Who is Barroux?
Barroux is a household name in contemporary French illustration. He was born in Paris but grew up in Morocco, returning to France to study architecture at the Ecole Estiennes, then art at the prestigious Ecole Boulle. Having risen up to the rank of art director, working for several advertising agencies, he moved to Montreal (in 1996) and New York (2000). During that time, he also published his cartoons in some of the most prestigious North American newspapers (New York Times, Wall Street Journal…). He then moved back to France in 2003.
Although he is also a very capable illustrator for adults, it is his many children’s books that have won Barroux the most fame and acclaim. Two years after this children’s illustration debut, Where’s Mary’s Hat, he won the 2005 Swiss Enfantaisie prize for Uncle John and the Giant Cherry Tree. Since then has also won awards for Extraordinary Pets (Golden Award of the 2011 New York Book Fair) and Alpha: Abidjan- Gare du Nord (2016 PEN Promotes).
Barroux describes himself as an illustrator driven by his taste for colours and fantasy.
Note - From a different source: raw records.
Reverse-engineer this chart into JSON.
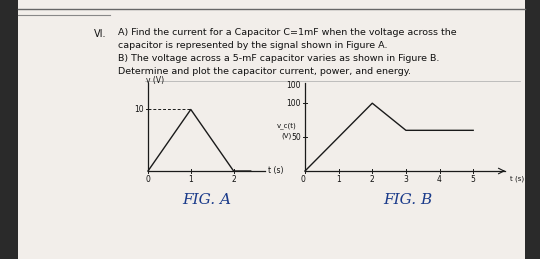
{
  "text_block": {
    "number": "VI.",
    "lines": [
      "A) Find the current for a Capacitor C=1mF when the voltage across the",
      "capacitor is represented by the signal shown in Figure A.",
      "B) The voltage across a 5-mF capacitor varies as shown in Figure B.",
      "Determine and plot the capacitor current, power, and energy."
    ]
  },
  "fig_a": {
    "x": [
      0,
      1,
      2,
      2.4
    ],
    "y": [
      0,
      10,
      0,
      0
    ],
    "dashed_y": 10,
    "dashed_x_start": 0,
    "dashed_x_end": 1,
    "xlabel": "t (s)",
    "ylabel": "v (V)",
    "xlim": [
      -0.1,
      2.7
    ],
    "ylim": [
      -1.5,
      13
    ],
    "xticks": [
      0,
      1,
      2
    ],
    "yticks": [
      10
    ],
    "label": "FIG. A",
    "ylabel_small": "v (V)"
  },
  "fig_b": {
    "x": [
      0,
      2,
      3,
      5.0
    ],
    "y": [
      0,
      100,
      60,
      60
    ],
    "xlabel": "t (s)",
    "ylabel_line1": "v_c(t)",
    "ylabel_line2": "(V)",
    "xlim": [
      -0.1,
      5.5
    ],
    "ylim": [
      -8,
      118
    ],
    "xticks": [
      0,
      1,
      2,
      3,
      4,
      5
    ],
    "yticks": [
      50,
      100
    ],
    "label": "FIG. B"
  },
  "bg_color": "#e8e4dc",
  "page_color": "#f2eeea",
  "line_color": "#1a1a1a",
  "text_color": "#111111",
  "handwriting_color": "#1a3a8a",
  "top_line_color": "#666666",
  "left_line_color": "#888888"
}
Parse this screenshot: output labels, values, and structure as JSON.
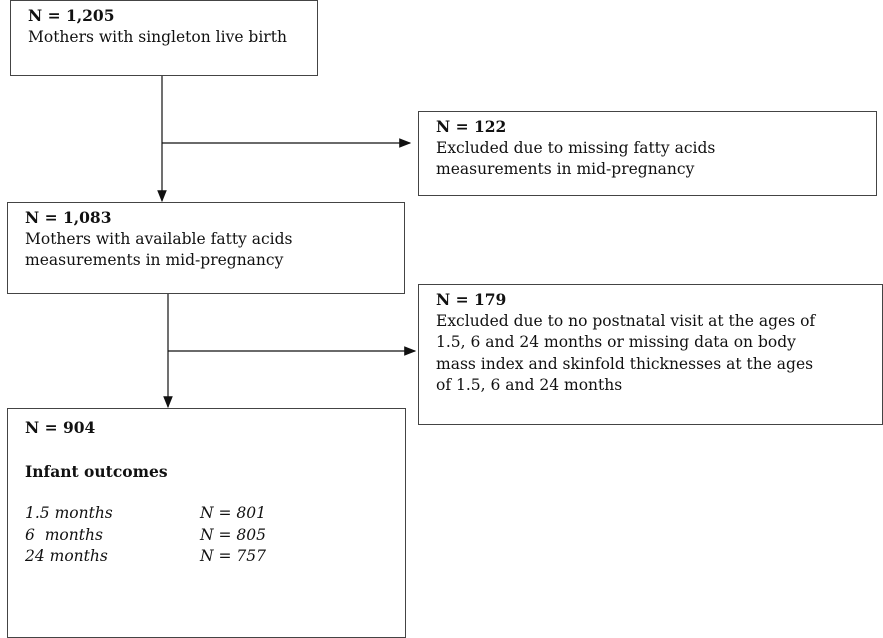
{
  "nodes": [
    {
      "title": "N = 1,205",
      "lines": [
        "Mothers with singleton live birth"
      ]
    },
    {
      "title": "N = 122",
      "lines": [
        "Excluded due to missing fatty acids",
        "measurements in mid-pregnancy"
      ]
    },
    {
      "title": "N = 1,083",
      "lines": [
        "Mothers with available fatty acids",
        "measurements in mid-pregnancy"
      ]
    },
    {
      "title": "N = 179",
      "lines": [
        "Excluded due to no postnatal visit at the ages of",
        "1.5, 6 and 24 months or missing data on body",
        "mass index and skinfold thicknesses at the ages",
        "of 1.5, 6 and 24 months"
      ]
    },
    {
      "title": "N = 904",
      "subtitle": "Infant outcomes",
      "rows": [
        [
          "1.5 months",
          "N = 801"
        ],
        [
          "6  months",
          "N = 805"
        ],
        [
          "24 months",
          "N = 757"
        ]
      ]
    }
  ]
}
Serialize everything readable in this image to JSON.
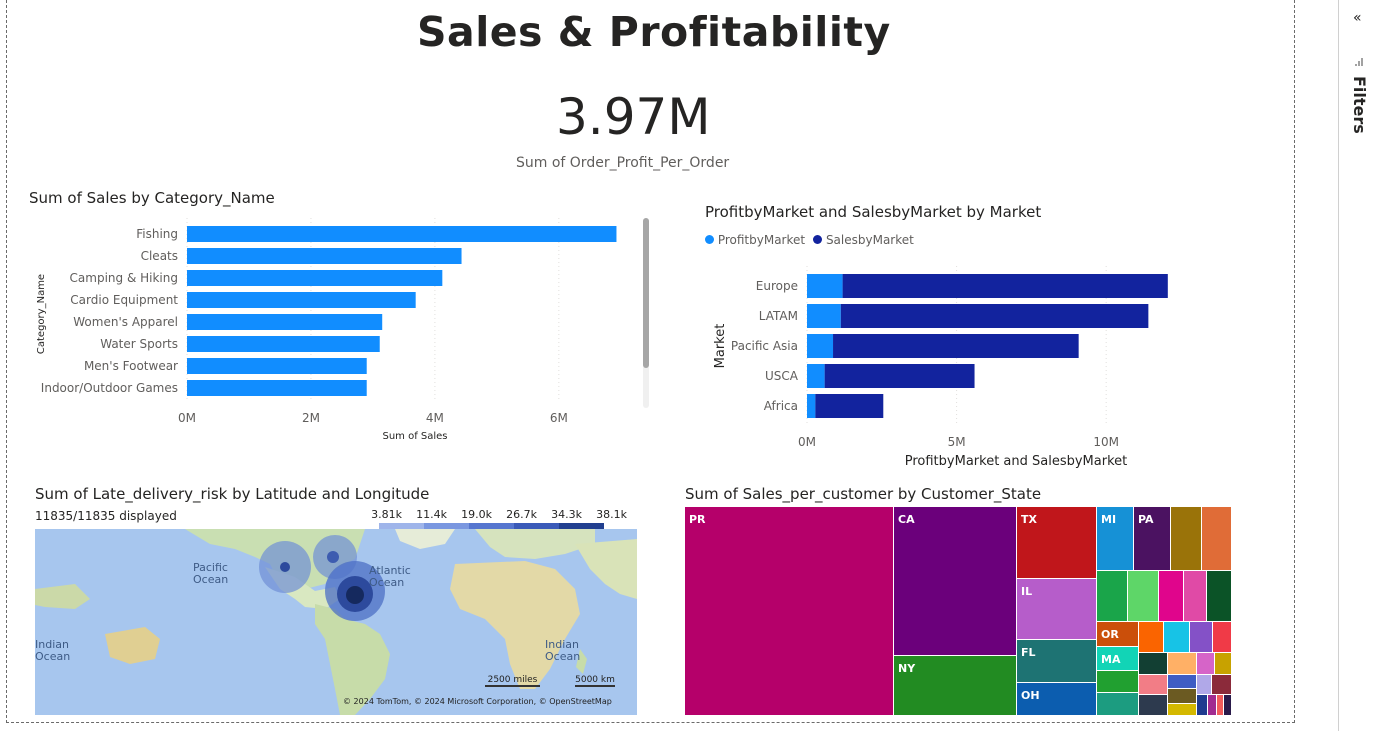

In terms of technique, he uses quite traditional but mixes them into an innovative blend that gives him a very distinctive style: linocut drawings coloured in with acrylic paint, along with a healthy dose of lead pencil. This style of his is as attractive in his lighter works (see for example Where’s the Elephant?) as it is powerfully evocative in the grittier or more sombre books like the recently published Alpha and Line of Fire.
Barroux has published quite a few books directly in English, many of which have been translated. Here’s a small selection:
Alpha: Abidjan to Garde du Nord (Barrington Stoke), translated by Sarah Ardizzone
Written for teenagers and adults than young children, this graphic novel tells us the poignant story of a man seeking to get from his native Abidjan, in Cote D’Ivoire, to the Gare du Nord neighbourhood in Paris where his wife and children are waiting. It is the tale of one man who like so many others faces countless obstacles and dangers just for a chance at a better future.
Where’s the Elephant (Egmont)
Barroux’s playful book attempts to explain the consequences of climate change through the misfortunes of an elephant, a parrot, and a snake. As humans chop down the trees of their native rainforest, it becomes harder and harder for the three friends to play hide-and-seek… Where’s the Elephant has received plenty of praise from critics and commercial success, deservedly so.
Line of Fire: Diary of an Unknown Soldier (Phoenix Yard Books), translated by Sarah Ardizzone.
It was a pure coincidence that one day, Barroux came across workers emptying out an old house in Paris. Amongst the furniture and boxes they were carrying, a cardboard box containing a notebook and a Cross of War (medal awarded to soldiers of the First World War) caught Barroux’s eye. These were the words of an enlisted Frenchman telling the story of the thirst three months of a war that everybody believed would be a short-run affair. The drawings seamlessly join the soldier’s diary in trying to answer that question we all want to ask: “what was it like?”
Mr Leon's Paris (Phoenix Yard Books), translated by Sarah Ardizzone
Mr Leon, a Parisian taxi driver of many years, spends his days ferrying colourful characters to designations corresponding to his passengers' personalities and nationalities. From behind the wheel of his little yellow taxi, Mr Leon travels the world, from the North Pole to the Eiffel Tower to the Congo. Until, that is, Mr Leon decides it's time to explore the real places after which the streets in Paris are named. After putting up his taxi for sale, Mr Leon sets sail for Liberty Street and beyond, even the moon if the wind is good.